Le Priol es un exmiembro del cuerpo de élite de la Marina y una figura de la ultraderecha en Francia, reputado por su “violencia desenfrenada”. El joven de 28 años fue detenido pocos días después del crimen en Hungría, en la frontera con Ucrania, tras cometer el hecho luego de un altercado en un bar del céntrico barrio de París de Saint-Germain-des-Près.

Este militante del ultraderechista Grupo Unión Defensa (GUD) se formó en la escuela de la Marina francesa en Brest. Como miembro de las fuerzas especiales, participó en operaciones en Malí y Yibuti entre 2013 y 2015.

En julio de 2015, los médicos militares recomendaron su repatriación a Francia a raíz de un estado de estrés postraumático grave.
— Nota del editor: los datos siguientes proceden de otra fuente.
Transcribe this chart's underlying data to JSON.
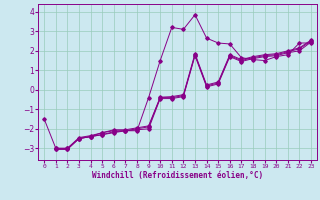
{
  "xlabel": "Windchill (Refroidissement éolien,°C)",
  "xlim": [
    -0.5,
    23.5
  ],
  "ylim": [
    -3.6,
    4.4
  ],
  "yticks": [
    -3,
    -2,
    -1,
    0,
    1,
    2,
    3,
    4
  ],
  "xticks": [
    0,
    1,
    2,
    3,
    4,
    5,
    6,
    7,
    8,
    9,
    10,
    11,
    12,
    13,
    14,
    15,
    16,
    17,
    18,
    19,
    20,
    21,
    22,
    23
  ],
  "bg_color": "#cce8f0",
  "line_color": "#880088",
  "grid_color": "#99ccbb",
  "line1_x": [
    0,
    1,
    2,
    3,
    4,
    5,
    6,
    7,
    8,
    9,
    10,
    11,
    12,
    13,
    14,
    15,
    16,
    17,
    18,
    19,
    20,
    21,
    22,
    23
  ],
  "line1_y": [
    -1.5,
    -3.0,
    -3.0,
    -2.5,
    -2.4,
    -2.3,
    -2.2,
    -2.1,
    -2.1,
    -0.4,
    1.5,
    3.2,
    3.1,
    3.85,
    2.65,
    2.4,
    2.35,
    1.65,
    1.55,
    1.5,
    1.7,
    1.8,
    2.4,
    2.4
  ],
  "line2_x": [
    1,
    2,
    3,
    4,
    5,
    6,
    7,
    8,
    9,
    10,
    11,
    12,
    13,
    14,
    15,
    16,
    17,
    18,
    19,
    20,
    21,
    22,
    23
  ],
  "line2_y": [
    -3.05,
    -3.05,
    -2.5,
    -2.4,
    -2.3,
    -2.15,
    -2.1,
    -2.05,
    -2.0,
    -0.45,
    -0.45,
    -0.35,
    1.75,
    0.15,
    0.3,
    1.7,
    1.45,
    1.6,
    1.7,
    1.75,
    1.9,
    2.0,
    2.45
  ],
  "line3_x": [
    1,
    2,
    3,
    4,
    5,
    6,
    7,
    8,
    9,
    10,
    11,
    12,
    13,
    14,
    15,
    16,
    17,
    18,
    19,
    20,
    21,
    22,
    23
  ],
  "line3_y": [
    -3.05,
    -3.05,
    -2.5,
    -2.4,
    -2.2,
    -2.1,
    -2.1,
    -2.0,
    -1.9,
    -0.4,
    -0.4,
    -0.3,
    1.8,
    0.2,
    0.35,
    1.75,
    1.5,
    1.65,
    1.75,
    1.8,
    1.95,
    2.1,
    2.5
  ],
  "line4_x": [
    1,
    2,
    3,
    4,
    5,
    6,
    7,
    8,
    9,
    10,
    11,
    12,
    13,
    14,
    15,
    16,
    17,
    18,
    19,
    20,
    21,
    22,
    23
  ],
  "line4_y": [
    -3.0,
    -3.0,
    -2.45,
    -2.35,
    -2.2,
    -2.05,
    -2.05,
    -1.95,
    -1.85,
    -0.38,
    -0.35,
    -0.25,
    1.85,
    0.25,
    0.4,
    1.8,
    1.55,
    1.7,
    1.8,
    1.85,
    2.0,
    2.15,
    2.55
  ]
}
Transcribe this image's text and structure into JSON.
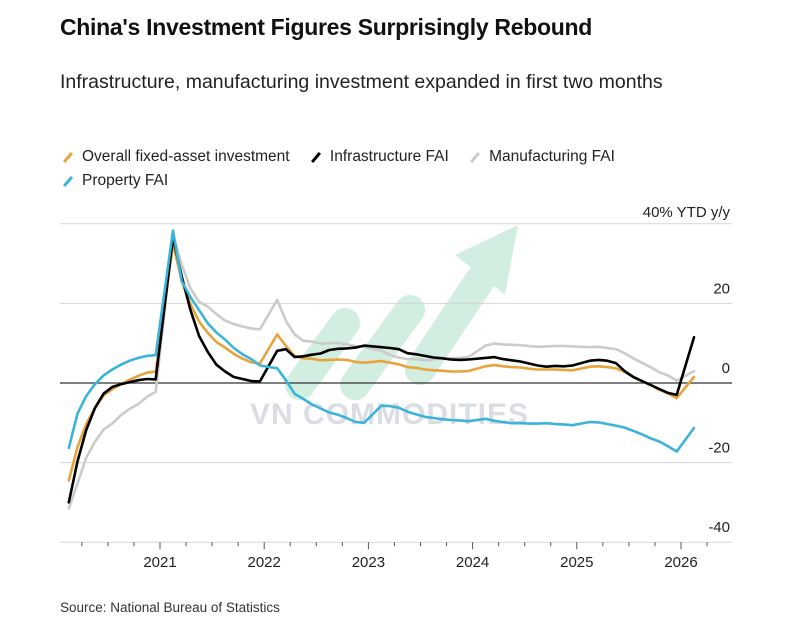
{
  "title": "China's Investment Figures Surprisingly Rebound",
  "subtitle": "Infrastructure, manufacturing investment expanded in first two months",
  "source": "Source: National Bureau of Statistics",
  "watermark": "VN COMMODITIES",
  "chart_data": {
    "type": "line",
    "title": "China's Investment Figures Surprisingly Rebound",
    "subtitle": "Infrastructure, manufacturing investment expanded in first two months",
    "ylabel": "40% YTD y/y",
    "ylim": [
      -40,
      40
    ],
    "yticks": [
      "40% YTD y/y",
      "20",
      "0",
      "-20",
      "-40"
    ],
    "xticks": [
      "2021",
      "2022",
      "2023",
      "2024",
      "2025",
      "2026"
    ],
    "grid": true,
    "legend": "top",
    "x": [
      "2020-02",
      "2020-03",
      "2020-04",
      "2020-05",
      "2020-06",
      "2020-07",
      "2020-08",
      "2020-09",
      "2020-10",
      "2020-11",
      "2020-12",
      "2021-02",
      "2021-03",
      "2021-04",
      "2021-05",
      "2021-06",
      "2021-07",
      "2021-08",
      "2021-09",
      "2021-10",
      "2021-11",
      "2021-12",
      "2022-02",
      "2022-03",
      "2022-04",
      "2022-05",
      "2022-06",
      "2022-07",
      "2022-08",
      "2022-09",
      "2022-10",
      "2022-11",
      "2022-12",
      "2023-02",
      "2023-03",
      "2023-04",
      "2023-05",
      "2023-06",
      "2023-07",
      "2023-08",
      "2023-09",
      "2023-10",
      "2023-11",
      "2023-12",
      "2024-02",
      "2024-03",
      "2024-04",
      "2024-05",
      "2024-06",
      "2024-07",
      "2024-08",
      "2024-09",
      "2024-10",
      "2024-11",
      "2024-12",
      "2025-02",
      "2025-03",
      "2025-04",
      "2025-05",
      "2025-06",
      "2025-07",
      "2025-08",
      "2025-09",
      "2025-10",
      "2025-11",
      "2025-12",
      "2026-02"
    ],
    "series": [
      {
        "name": "Manufacturing FAI",
        "color": "#cbcbcb",
        "values": [
          -31.5,
          -25.2,
          -18.8,
          -14.8,
          -11.7,
          -10.2,
          -8.1,
          -6.5,
          -5.3,
          -3.5,
          -2.2,
          37.3,
          29.8,
          23.8,
          20.4,
          19.2,
          17.3,
          15.7,
          14.8,
          14.2,
          13.7,
          13.5,
          20.9,
          15.6,
          12.2,
          10.6,
          10.4,
          9.9,
          10.0,
          10.1,
          9.7,
          9.3,
          9.1,
          8.1,
          7.0,
          6.4,
          6.0,
          6.0,
          5.7,
          5.9,
          6.2,
          6.2,
          6.3,
          6.5,
          9.4,
          9.9,
          9.7,
          9.6,
          9.5,
          9.3,
          9.1,
          9.2,
          9.3,
          9.3,
          9.2,
          9.0,
          9.1,
          8.8,
          8.5,
          7.5,
          6.2,
          5.1,
          4.0,
          2.7,
          1.9,
          0.6,
          3.0
        ]
      },
      {
        "name": "Overall fixed-asset investment",
        "color": "#e8a33d",
        "values": [
          -24.5,
          -16.1,
          -10.3,
          -6.3,
          -3.1,
          -1.6,
          -0.3,
          0.8,
          1.8,
          2.6,
          2.9,
          35.0,
          25.6,
          19.9,
          15.4,
          12.6,
          10.3,
          8.9,
          7.3,
          6.1,
          5.2,
          4.9,
          12.2,
          9.3,
          6.8,
          6.2,
          6.1,
          5.7,
          5.8,
          5.9,
          5.8,
          5.3,
          5.1,
          5.5,
          5.1,
          4.7,
          4.0,
          3.8,
          3.4,
          3.2,
          3.1,
          2.9,
          2.9,
          3.0,
          4.2,
          4.5,
          4.2,
          4.0,
          3.9,
          3.6,
          3.4,
          3.4,
          3.4,
          3.3,
          3.2,
          4.1,
          4.2,
          4.0,
          3.7,
          2.8,
          1.6,
          0.5,
          -0.5,
          -1.7,
          -2.6,
          -3.8,
          1.5
        ]
      },
      {
        "name": "Infrastructure FAI",
        "color": "#000000",
        "values": [
          -30.0,
          -19.7,
          -11.8,
          -6.3,
          -2.7,
          -1.0,
          -0.3,
          0.2,
          0.7,
          1.0,
          0.9,
          36.6,
          26.8,
          18.4,
          11.8,
          7.8,
          4.6,
          2.9,
          1.5,
          1.0,
          0.5,
          0.4,
          8.1,
          8.5,
          6.5,
          6.7,
          7.1,
          7.4,
          8.3,
          8.6,
          8.7,
          8.9,
          9.4,
          9.0,
          8.8,
          8.5,
          7.5,
          7.2,
          6.8,
          6.4,
          6.2,
          5.9,
          5.8,
          5.9,
          6.3,
          6.5,
          6.0,
          5.7,
          5.4,
          4.9,
          4.4,
          4.1,
          4.3,
          4.2,
          4.4,
          5.6,
          5.8,
          5.6,
          5.0,
          3.0,
          1.5,
          0.5,
          -0.5,
          -1.5,
          -2.5,
          -3.0,
          11.5
        ]
      },
      {
        "name": "Property FAI",
        "color": "#3ab4d8",
        "values": [
          -16.3,
          -7.7,
          -3.3,
          -0.3,
          1.9,
          3.4,
          4.6,
          5.6,
          6.3,
          6.8,
          7.0,
          38.3,
          25.6,
          21.6,
          18.3,
          15.0,
          12.7,
          10.9,
          8.8,
          7.2,
          6.0,
          4.4,
          3.7,
          0.7,
          -2.7,
          -4.0,
          -5.4,
          -6.4,
          -7.4,
          -8.0,
          -8.8,
          -9.8,
          -10.0,
          -5.7,
          -5.8,
          -6.2,
          -7.2,
          -7.9,
          -8.5,
          -8.8,
          -9.1,
          -9.3,
          -9.4,
          -9.6,
          -9.0,
          -9.5,
          -9.8,
          -10.1,
          -10.1,
          -10.2,
          -10.2,
          -10.1,
          -10.3,
          -10.4,
          -10.6,
          -9.8,
          -9.9,
          -10.3,
          -10.7,
          -11.2,
          -12.0,
          -12.9,
          -13.9,
          -14.7,
          -15.9,
          -17.2,
          -11.3
        ]
      }
    ]
  }
}
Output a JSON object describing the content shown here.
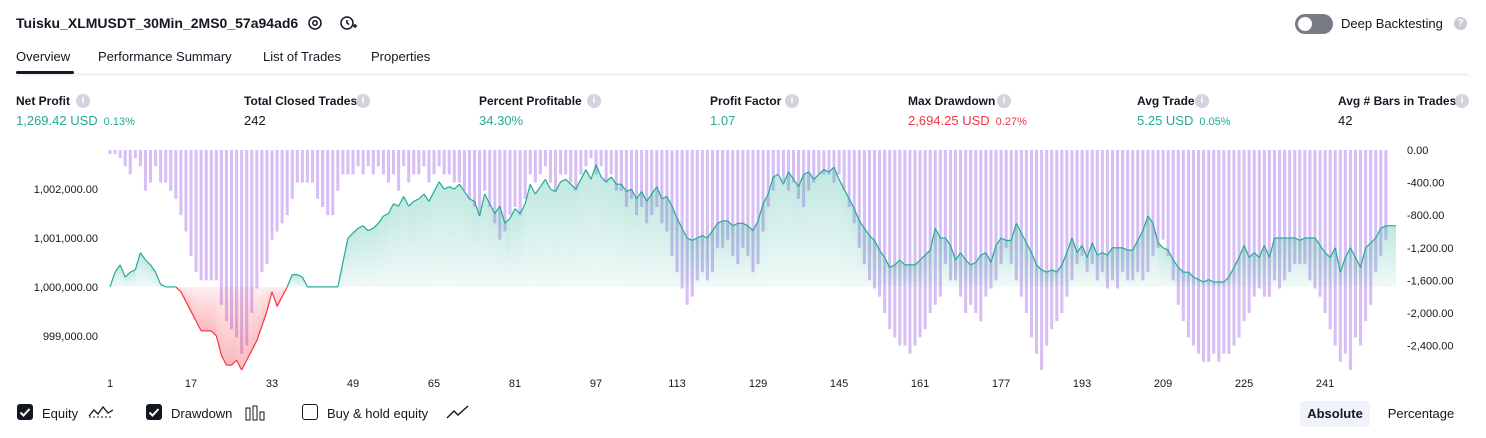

Finalmente, terminó siendo expulsado por motivos disciplinarios, indicó la Marina francesa.

Loïk Le Priol, acusado de la muerte de Federico Aramburu.

Loïk Le Priol ya fue condenado a los 19 años por violencia y a los 23 años se lo sentenció a cuatro meses de prisión con suspensión de pena por violencia deliberada en grupo y conducción bajo los efectos del alcohol, según la revista Marianne.

Actualmente está acusado, junto a cuatro antiguos miembros del GUD, de “violencia agravada” en 2015 contra un expresidente del grupúsculo de extrema derecha, nacido como sindicato de estudiantes en 1968 para luchar contra el izquierdismo en la universidad.

En octubre de 2015, Le Priol, el otro sospechoso de matar a Aramburu, Romain Bouvier, y otros tres miembros del GUD golpearon y humillaron violentamente al exdirigente del sindicato, obligándolo a golpes a desnudarse.

Son ellos dos los detenidos por el crimen y una mujer, que era quien manejaba el auto en el que viajaban los sospechosos de perpetrar la tragedia.